Disadvantage of packet-filtering is the time and processing resources it takes to inspect packet contents. (Just think of how even with anti-virus software on your computer you may not actually wait for it to scan a flash stick that you plug in because you trust the person who gave you the flash stick, and you just don't want to wait for the scan.)

 

But in terms of packet-filtering firewalls vs. anomaly-based detection, the former actually looks at the data in the packet, whereas the later is looking for things that are un-expected in general, and not just in the data itself, but other things which may indicate a problem/attack, such as a spike in network traffic.


Neel:

15. How do packet-filtering firewalls discover threats?

Taken from the Cisco Website, Countering threats such as DDOS are as follows,

1. Mitigate, not just detect.
2. Accurately distinguish good traffic from bad traffic to preserve business continuity, not just detect the overall presence of an attack.
3. Include performance and architecture to deploy upstream to protect all points of vulnerability.
4. Maintain reliable and cost-efficient scalability.

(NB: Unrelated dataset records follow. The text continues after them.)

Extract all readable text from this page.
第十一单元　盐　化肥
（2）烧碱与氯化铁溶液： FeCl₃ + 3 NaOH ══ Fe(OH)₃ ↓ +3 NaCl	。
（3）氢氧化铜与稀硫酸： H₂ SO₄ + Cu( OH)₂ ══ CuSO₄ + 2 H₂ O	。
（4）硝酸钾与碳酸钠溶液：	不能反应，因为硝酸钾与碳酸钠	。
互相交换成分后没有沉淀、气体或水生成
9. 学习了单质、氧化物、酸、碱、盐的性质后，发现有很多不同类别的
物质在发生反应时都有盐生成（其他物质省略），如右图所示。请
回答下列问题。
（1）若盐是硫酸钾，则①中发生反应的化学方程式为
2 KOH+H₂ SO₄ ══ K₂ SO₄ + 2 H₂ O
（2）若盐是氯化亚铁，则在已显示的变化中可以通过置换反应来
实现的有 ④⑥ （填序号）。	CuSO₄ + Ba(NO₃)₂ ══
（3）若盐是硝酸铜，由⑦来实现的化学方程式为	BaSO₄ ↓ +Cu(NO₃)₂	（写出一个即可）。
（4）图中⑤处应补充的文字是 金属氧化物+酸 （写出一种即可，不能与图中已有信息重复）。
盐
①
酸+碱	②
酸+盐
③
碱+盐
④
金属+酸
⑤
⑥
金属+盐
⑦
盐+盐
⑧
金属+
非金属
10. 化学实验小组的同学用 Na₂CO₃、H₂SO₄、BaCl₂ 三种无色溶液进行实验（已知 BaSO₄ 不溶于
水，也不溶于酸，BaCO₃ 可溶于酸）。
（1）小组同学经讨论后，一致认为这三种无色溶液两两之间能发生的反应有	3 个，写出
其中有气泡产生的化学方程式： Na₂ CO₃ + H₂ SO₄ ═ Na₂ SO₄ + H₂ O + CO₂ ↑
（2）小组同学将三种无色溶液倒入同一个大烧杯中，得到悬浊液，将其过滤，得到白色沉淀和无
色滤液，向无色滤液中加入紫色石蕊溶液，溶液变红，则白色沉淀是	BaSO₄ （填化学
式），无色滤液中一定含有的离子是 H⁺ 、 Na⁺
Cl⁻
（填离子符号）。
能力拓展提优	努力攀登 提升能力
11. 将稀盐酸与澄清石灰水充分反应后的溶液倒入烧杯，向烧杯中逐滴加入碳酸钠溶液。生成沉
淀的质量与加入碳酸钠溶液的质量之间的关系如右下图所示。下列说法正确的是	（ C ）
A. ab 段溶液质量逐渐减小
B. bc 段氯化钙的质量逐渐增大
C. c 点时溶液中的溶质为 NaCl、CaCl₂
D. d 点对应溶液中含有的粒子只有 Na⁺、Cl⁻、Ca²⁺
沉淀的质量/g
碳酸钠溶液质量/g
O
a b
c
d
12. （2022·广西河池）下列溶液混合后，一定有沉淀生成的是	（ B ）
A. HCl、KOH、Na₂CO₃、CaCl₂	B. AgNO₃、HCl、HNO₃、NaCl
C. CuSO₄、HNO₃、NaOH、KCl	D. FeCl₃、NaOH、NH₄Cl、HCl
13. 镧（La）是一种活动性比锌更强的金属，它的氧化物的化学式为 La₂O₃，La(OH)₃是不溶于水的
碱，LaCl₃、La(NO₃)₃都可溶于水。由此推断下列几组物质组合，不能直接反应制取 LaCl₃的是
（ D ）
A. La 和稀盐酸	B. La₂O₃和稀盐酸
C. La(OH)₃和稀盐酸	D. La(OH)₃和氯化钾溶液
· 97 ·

Although firewalls are a primary defense against attacks/threats from an outside origin, they often fail or are 'overwhelmed' by the amount of traffic that is pitted against them in the case of a ddos attack. However, firewalls are also equipped with threat prevention methods such as distinguishing 'bad' packets from the 'good' packets of information that flows through them by checking the signatures of the packets as they pass through. Also, by checking the signatures of the packets as they pass through, the firewall can accurately check and detect any malware which can potentially infect the systems that it is going to or the firewall itself and therefore can prevent a potential threat.